Casper & de Toledo: Victoria de Toledo (employment law – individuals; litigation – labor and employment, 1993) is representing Lynn Mason, a nursing home employee, in her case against Christopher von Keyserling, a Republican politician from Connecticut. Mason claims that shortly after Donald Trump’s election to the presidency in 2016, von Keyserling “grabbed her groin soon after, saying that he ‘loves this new world,’ and that he ‘doesn’t have to be politically correct anymore,’” according to WNPR.org.

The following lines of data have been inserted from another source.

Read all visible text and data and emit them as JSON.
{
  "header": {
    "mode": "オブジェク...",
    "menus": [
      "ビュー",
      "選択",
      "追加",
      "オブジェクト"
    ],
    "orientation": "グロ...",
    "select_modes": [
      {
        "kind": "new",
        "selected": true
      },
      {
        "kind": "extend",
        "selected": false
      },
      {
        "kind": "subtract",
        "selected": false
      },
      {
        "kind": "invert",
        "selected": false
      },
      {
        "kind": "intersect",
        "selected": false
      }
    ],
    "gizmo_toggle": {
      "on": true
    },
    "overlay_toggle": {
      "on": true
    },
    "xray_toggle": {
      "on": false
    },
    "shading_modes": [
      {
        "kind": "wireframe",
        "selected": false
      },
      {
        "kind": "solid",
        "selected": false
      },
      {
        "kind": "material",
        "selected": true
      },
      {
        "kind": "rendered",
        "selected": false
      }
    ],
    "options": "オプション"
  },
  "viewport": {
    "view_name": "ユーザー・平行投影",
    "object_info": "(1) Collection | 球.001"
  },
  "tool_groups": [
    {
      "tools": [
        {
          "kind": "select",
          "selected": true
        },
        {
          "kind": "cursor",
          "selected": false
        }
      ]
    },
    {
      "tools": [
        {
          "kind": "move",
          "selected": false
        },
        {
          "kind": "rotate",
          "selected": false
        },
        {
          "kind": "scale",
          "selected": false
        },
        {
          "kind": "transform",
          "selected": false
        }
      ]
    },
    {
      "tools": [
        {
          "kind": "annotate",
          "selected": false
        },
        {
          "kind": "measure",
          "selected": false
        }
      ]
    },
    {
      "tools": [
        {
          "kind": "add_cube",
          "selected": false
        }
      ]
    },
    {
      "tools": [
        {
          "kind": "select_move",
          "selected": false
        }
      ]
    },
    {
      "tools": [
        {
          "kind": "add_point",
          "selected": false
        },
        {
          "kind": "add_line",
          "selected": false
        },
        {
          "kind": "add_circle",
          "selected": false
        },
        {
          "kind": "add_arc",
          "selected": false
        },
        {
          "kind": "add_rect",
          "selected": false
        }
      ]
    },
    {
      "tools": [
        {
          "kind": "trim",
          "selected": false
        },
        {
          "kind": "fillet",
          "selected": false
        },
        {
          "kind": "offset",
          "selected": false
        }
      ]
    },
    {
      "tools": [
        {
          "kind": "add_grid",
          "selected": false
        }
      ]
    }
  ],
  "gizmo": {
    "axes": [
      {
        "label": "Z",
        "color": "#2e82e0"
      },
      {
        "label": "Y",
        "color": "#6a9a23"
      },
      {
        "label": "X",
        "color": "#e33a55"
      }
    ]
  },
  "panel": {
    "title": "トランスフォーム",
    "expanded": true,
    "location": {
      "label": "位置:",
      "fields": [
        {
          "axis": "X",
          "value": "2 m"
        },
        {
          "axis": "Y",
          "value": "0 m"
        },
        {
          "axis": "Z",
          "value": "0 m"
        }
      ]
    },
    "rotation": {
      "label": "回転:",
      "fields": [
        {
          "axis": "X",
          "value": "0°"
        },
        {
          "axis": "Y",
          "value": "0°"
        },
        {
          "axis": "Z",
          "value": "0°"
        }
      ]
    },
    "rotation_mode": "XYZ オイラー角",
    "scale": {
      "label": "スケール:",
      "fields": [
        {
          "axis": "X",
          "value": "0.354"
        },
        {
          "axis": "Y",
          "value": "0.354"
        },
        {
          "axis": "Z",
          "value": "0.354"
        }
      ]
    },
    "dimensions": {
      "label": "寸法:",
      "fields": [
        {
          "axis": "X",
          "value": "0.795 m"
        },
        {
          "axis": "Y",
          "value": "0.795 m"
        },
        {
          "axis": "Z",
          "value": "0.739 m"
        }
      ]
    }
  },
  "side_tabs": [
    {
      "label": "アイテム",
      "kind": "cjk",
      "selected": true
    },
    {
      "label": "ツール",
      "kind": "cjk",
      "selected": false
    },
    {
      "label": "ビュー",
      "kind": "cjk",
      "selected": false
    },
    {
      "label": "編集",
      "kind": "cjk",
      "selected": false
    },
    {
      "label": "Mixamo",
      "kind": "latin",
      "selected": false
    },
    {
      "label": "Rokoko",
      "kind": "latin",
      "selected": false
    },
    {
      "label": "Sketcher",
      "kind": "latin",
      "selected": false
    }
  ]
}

After reviewing the evidence, Mason and her husband have alleged that a portion of the security footage necessary to corroborate Mason’s timeline of the assault has gone missing. Allen Brown, the director of the Nathaniel Witherell, the nursing home where the assault took place, told WNPR that the security system discontinues recording when it no longer senses motion in the room. De Toledo, also speaking to WNPR, disputed Brown’s justification for the missing time: “We know that people were not just standing there, kind of doing nothing… We know that things were happening.”
Greenwich police, who are under scrutiny because of the lost footage, have claimed themselves to be “impartial fact-finders” in the case.
Von Keyserling has pleaded not guilty to the misdemeanor charge but did admit to an incident with Mason. Von Keyserling says his behavior was a “joke,” and the grope was a “little pinch,” according to court records cited by WNPR.